Album: “The Hollow Mountain” by TwinSisterMoon (2009)

This is a mysterious Psychedelic Folk album from the solo project of Mehdi Ameziane, one half of Natural Snow Buildings, full of lush soundscapes and somber acoustic guitar. It summons a natural aesthetic that sounds something like a fantasy version of “The Glow Pt. 2,” haunted by an implacable voice that drags you further into the wilderness. A friend of mine once described this album as “ritual-core.” Quaint guitar-driven tracks are found between stretches of spiraling ambience, making the whole thing feel as strange as it is soothing.

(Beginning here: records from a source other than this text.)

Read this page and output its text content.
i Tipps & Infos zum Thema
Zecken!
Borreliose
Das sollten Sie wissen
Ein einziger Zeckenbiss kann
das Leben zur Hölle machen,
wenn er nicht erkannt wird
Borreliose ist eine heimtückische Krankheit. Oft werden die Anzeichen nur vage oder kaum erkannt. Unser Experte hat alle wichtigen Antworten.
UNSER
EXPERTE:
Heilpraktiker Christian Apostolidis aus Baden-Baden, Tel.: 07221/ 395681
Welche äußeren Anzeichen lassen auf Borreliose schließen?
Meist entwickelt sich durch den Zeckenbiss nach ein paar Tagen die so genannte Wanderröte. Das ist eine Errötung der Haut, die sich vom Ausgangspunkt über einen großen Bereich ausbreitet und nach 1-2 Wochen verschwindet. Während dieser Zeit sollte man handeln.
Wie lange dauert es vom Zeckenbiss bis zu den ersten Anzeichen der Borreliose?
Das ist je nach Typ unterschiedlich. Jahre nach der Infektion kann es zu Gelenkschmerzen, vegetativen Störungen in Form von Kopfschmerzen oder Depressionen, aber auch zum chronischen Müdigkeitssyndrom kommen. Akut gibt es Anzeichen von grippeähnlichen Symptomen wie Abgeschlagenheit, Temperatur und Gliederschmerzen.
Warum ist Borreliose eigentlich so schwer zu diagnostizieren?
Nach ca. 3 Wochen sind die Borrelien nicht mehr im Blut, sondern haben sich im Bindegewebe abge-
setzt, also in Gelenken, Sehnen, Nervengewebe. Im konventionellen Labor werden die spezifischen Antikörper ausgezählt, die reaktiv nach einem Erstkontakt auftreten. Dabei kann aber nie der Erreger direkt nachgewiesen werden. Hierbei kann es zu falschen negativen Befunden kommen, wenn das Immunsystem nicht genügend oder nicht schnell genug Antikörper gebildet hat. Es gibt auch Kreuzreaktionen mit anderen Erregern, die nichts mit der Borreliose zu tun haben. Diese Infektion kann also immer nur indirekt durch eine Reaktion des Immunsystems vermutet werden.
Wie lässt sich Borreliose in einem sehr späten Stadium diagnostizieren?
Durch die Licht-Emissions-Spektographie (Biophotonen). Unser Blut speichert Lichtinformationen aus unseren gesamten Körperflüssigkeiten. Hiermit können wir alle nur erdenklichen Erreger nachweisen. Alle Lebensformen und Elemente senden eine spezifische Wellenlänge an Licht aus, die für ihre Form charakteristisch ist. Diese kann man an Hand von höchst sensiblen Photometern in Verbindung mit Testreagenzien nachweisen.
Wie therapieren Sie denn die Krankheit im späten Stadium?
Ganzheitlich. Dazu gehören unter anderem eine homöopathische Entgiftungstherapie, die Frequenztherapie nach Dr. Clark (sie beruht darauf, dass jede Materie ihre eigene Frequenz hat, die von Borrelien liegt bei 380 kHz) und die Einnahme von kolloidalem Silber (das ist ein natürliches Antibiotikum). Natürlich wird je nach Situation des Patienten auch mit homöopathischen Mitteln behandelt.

TV Show: “Cromartie High School” (2003)

Pretty much every line in this show is quotable in some capacity. It’s full of ironic, awkward charm and at no point pretends to have a cogent plot. One of the characters is Freddie Mercury (I’m not sure how copyright or likeness law or whatever works in Japan, but as seriously baffling as it is to me, they got away with this. I guess because he never speaks and they don’t ever say his last name?) and he’s one of the less compelling ones. This show is endlessly funny and more people need to know about it.